Which poet’s book of collected poems is your favourite go-to set of works?
For the last few years it’s been The Collected Poems of Frank O’Hara. I like his personality, his love of the city, his cattiness, the sometimes gossipy tone, but I would say there is a rhythm in his joy at being alive in the art capital of the world , New York. He feels joy deeply, he gets sad and depressed deeply, but rebounds quickly, laughs, has a drink with a friend, he talks, he laughs, he reads poems and goes to art galleries and listens to the quick witted genius of modern jazz. He’s more than that, of course, but I adore his lack of pretentious language and rhetoric—as with many in his generation and with many other American poets, he found poetry , a profound and original poety, in plain language. Using clear language to contemplate and express experience, for him, makes what’s been experienced even more profound, exposed as being precisely the way we were supposed to see it.

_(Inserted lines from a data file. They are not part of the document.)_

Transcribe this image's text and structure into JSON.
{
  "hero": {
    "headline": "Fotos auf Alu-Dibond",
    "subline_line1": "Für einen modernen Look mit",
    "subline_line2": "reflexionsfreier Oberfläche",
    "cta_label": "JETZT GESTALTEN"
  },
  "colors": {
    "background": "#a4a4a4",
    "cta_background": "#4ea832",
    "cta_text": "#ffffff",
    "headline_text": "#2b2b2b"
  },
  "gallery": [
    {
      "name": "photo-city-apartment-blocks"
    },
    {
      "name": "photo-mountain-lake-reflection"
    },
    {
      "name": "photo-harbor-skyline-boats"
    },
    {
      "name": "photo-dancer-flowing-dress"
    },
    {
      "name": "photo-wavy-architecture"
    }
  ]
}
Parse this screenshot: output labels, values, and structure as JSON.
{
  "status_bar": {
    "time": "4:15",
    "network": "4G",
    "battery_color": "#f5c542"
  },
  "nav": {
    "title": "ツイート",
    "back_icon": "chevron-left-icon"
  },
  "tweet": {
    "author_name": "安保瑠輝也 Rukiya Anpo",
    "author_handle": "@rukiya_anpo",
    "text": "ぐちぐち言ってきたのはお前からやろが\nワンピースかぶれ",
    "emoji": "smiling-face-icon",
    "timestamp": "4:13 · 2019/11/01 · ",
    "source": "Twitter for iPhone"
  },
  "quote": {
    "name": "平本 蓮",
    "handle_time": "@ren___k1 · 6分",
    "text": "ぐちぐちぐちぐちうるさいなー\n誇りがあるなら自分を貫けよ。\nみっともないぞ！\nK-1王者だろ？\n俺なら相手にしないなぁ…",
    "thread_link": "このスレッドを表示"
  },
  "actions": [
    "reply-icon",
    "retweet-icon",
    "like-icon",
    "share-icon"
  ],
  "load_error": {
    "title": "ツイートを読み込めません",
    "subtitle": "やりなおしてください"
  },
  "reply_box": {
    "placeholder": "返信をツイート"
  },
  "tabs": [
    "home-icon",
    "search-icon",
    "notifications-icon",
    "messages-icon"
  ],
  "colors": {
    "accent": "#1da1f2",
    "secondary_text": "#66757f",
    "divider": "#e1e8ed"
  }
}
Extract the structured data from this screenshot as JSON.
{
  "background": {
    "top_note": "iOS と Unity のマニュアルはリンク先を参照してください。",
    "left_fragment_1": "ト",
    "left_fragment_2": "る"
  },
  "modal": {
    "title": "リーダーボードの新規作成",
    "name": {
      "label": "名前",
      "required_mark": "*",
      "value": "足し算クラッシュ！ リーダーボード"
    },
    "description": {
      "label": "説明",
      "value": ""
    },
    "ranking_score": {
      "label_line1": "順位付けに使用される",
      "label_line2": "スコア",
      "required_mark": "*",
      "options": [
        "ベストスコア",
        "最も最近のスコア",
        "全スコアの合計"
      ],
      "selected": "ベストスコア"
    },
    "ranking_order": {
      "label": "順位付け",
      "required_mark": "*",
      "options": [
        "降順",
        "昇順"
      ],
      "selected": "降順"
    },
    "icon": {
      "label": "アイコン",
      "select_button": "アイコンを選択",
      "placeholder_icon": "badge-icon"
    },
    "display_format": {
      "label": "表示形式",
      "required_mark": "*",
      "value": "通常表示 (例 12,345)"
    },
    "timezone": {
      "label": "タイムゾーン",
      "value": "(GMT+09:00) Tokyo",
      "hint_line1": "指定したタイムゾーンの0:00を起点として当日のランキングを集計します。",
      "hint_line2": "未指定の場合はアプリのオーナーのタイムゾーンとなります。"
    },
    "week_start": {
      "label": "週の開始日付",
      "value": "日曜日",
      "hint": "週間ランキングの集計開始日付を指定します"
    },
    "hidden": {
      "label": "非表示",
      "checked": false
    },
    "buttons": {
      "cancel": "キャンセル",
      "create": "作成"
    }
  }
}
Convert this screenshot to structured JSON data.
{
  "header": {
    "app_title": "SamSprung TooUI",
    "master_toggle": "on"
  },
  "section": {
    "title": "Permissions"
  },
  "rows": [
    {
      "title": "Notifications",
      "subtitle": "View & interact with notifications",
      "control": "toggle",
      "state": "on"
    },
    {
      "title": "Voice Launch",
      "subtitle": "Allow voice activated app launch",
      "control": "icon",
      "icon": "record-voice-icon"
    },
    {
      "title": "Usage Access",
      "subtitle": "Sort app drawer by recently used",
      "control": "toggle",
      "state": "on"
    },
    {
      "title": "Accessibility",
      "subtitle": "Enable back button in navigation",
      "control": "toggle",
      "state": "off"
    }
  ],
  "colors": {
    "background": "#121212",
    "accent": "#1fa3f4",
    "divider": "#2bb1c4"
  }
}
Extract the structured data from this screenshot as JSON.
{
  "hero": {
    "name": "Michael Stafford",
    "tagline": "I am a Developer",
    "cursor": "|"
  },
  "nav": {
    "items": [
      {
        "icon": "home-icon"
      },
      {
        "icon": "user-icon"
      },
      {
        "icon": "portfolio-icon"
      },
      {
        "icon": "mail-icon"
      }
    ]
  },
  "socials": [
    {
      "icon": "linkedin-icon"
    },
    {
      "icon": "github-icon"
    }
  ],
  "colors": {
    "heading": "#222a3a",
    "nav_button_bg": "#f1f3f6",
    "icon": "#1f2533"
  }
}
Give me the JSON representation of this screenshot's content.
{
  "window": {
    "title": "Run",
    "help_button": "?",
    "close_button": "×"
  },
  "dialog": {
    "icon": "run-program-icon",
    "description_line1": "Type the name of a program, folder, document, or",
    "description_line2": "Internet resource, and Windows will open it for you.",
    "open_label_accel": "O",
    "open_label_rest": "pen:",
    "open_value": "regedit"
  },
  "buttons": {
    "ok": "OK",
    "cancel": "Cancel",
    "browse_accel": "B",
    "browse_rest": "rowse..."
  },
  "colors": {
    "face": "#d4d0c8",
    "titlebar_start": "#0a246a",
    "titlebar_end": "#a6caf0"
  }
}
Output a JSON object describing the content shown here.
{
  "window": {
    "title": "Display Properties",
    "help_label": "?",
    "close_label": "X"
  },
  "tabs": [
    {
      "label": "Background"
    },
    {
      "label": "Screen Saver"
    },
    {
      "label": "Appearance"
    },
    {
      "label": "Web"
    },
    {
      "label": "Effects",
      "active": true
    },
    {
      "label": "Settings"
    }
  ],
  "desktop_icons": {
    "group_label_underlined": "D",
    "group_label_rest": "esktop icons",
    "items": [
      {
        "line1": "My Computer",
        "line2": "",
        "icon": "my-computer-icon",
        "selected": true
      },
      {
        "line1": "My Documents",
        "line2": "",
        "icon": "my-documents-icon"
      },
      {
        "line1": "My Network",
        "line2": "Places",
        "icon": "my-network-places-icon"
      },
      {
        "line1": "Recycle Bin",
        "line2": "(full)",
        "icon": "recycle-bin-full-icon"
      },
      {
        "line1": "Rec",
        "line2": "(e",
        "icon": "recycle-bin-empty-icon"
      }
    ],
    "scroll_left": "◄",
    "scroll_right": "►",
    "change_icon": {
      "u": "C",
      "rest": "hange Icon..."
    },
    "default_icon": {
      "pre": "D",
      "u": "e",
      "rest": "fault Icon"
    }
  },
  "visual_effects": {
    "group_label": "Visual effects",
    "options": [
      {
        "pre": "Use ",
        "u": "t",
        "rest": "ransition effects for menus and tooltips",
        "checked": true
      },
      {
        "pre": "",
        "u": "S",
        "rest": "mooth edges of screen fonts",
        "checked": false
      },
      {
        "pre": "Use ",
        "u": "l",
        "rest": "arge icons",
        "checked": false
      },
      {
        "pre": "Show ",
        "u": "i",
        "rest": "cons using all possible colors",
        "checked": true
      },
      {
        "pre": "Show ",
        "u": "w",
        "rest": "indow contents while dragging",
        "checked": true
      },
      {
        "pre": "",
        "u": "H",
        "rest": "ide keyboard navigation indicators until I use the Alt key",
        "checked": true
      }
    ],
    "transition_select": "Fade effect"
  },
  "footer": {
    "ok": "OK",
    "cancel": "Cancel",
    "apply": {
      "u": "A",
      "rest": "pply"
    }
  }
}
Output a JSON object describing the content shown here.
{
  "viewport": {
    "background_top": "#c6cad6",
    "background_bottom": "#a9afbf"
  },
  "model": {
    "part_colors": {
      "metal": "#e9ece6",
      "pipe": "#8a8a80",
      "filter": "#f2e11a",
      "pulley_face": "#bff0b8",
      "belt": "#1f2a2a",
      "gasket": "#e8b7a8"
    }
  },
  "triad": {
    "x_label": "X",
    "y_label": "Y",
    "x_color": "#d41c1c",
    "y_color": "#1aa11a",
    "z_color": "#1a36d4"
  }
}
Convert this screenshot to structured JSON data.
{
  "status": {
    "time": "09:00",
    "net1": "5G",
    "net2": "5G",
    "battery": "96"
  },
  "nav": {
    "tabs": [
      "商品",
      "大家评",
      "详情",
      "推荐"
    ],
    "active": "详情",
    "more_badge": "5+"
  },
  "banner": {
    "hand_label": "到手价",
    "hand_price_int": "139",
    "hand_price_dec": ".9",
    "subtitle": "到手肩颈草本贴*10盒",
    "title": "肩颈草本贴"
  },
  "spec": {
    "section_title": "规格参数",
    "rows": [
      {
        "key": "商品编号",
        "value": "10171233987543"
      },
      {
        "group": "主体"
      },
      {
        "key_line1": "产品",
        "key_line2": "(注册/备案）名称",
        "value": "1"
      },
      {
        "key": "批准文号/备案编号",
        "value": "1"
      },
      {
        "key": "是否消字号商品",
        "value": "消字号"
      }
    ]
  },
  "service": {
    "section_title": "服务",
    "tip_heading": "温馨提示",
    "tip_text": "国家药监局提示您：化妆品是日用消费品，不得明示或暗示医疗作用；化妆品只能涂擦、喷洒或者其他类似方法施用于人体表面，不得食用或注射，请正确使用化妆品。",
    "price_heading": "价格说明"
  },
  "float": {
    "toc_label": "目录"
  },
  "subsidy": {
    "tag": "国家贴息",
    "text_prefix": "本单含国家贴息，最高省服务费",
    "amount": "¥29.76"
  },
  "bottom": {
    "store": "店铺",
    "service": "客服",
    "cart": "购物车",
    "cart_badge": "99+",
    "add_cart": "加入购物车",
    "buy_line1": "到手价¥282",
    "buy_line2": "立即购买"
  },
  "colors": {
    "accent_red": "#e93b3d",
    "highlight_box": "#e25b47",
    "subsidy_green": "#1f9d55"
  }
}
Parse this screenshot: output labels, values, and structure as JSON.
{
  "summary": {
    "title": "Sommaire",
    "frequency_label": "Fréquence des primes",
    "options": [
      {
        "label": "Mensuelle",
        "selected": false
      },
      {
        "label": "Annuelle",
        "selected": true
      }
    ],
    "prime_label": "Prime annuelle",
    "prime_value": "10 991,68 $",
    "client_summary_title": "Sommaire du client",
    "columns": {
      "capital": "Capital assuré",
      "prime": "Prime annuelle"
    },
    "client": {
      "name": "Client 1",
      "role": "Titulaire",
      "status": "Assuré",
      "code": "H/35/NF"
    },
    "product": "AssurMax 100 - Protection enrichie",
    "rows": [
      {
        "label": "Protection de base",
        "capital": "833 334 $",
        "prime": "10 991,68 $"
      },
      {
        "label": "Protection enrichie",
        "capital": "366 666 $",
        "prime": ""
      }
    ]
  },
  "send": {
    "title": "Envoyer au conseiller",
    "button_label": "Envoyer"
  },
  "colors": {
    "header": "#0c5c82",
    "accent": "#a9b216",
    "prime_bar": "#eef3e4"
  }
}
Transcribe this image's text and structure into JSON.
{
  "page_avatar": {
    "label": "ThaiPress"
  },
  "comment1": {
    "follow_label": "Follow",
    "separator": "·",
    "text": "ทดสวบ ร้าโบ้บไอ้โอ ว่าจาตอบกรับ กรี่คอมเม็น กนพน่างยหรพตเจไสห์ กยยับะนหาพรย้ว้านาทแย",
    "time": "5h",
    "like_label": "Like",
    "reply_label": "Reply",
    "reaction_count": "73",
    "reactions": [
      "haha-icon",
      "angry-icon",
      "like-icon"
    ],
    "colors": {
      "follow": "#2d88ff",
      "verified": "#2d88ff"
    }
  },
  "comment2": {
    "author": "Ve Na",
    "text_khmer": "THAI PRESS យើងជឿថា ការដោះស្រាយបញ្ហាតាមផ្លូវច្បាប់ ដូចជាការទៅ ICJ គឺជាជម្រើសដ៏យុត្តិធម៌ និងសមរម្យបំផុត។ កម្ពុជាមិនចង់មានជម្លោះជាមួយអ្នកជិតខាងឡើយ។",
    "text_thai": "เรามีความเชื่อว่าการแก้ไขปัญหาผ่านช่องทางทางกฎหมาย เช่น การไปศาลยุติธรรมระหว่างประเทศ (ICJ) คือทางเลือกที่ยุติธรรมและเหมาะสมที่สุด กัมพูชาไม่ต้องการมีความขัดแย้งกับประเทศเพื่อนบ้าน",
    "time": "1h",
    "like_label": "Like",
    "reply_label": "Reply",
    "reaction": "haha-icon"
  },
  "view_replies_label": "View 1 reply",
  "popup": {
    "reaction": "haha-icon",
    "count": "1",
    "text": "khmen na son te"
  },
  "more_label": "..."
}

How did I choose a form that provided the best structure, style and tone for the poems I write? Good question, always a good question, but I really can’t say that I chose a style, or even be clever and reverse the saying by maintaining the style chose me. It’s evolution, really, trying on many stylistic hat, writing a lot of bad, naive, self-indulgent poems in an attempt the poets to inspire me and slowly coming to a habit of compositional mind that resulted in verse I felt were the least pretentious, most honest, most direct . A friend, Paul Dresman, who recently passed and himself one of the best poets I had the pleasure to know, told me that revision was key, to remember that poetry was a craft, an art no less than any other art form , compositional or plastic, and that much of the time the best of what I considered the best writing , the most potent ideas, had to be taken out in order to find the images and the ideas that can be linked into a remarkable, hopefully memorable of expression.
Why would a poet writing in lower case make you think he couldn’t spell? Let me ask another question: how would lower case compensate for an author’s supposed bad grasp of correct spelling? Think what will of the man’s chosen lifestyle , but he was a literate man and certainly knew the ins and outs of grammer and such things. He could certainly afford a dictionary.I will bet you that he owned several. Bukowski wrote in lowercase because hundreds of famous poets wrote in lower case, e.e.cummings being the outstanding example. Typing in lower case for poems was and remains a standard practice among thousands of published poets. In any event , typing in lower case wouldn’t disguise spelling errors in the least. A misspelled word is very obvious, capitalized or not. Bukowski, though, was a good speller, and any misspellings were deliberate rather than from an inability to spell. He wrote in an informal way, to the rhythm of actual speech, and using idiomatic speech at times requires unconventional renditions of words.
Usually, I write to find out what comes after the sentence after the one I just wrote. I have a particular set of strategies, notions of musical phrase, cadence, rhythm, and structure I’ve developed over a good many years—and this isn’t implied that I’ve mastered this form of poetry, free, at all — and I’ve internalized these linguistic habits much as a jazz musician internalizes his training and notions of theory; I come up with a first line and consider what object, word, image, attitude it contains and try to imagine what sounds musical and rhythmic and a logical expansion on the details the first sentence contains. It’s theme and variation, improvisation of a sort in the moment of creation, seeing where the initial idea takes me, stanza to stanza, until I come to a place to a poem where it can end with a resolution (or irresolution) that satisfies me, and perhaps satisfies a reader. What I discover about myself is that there is another way to explore emotion, experience, spiritual and philosophical concepts without resorting to the mechanical language of the academy.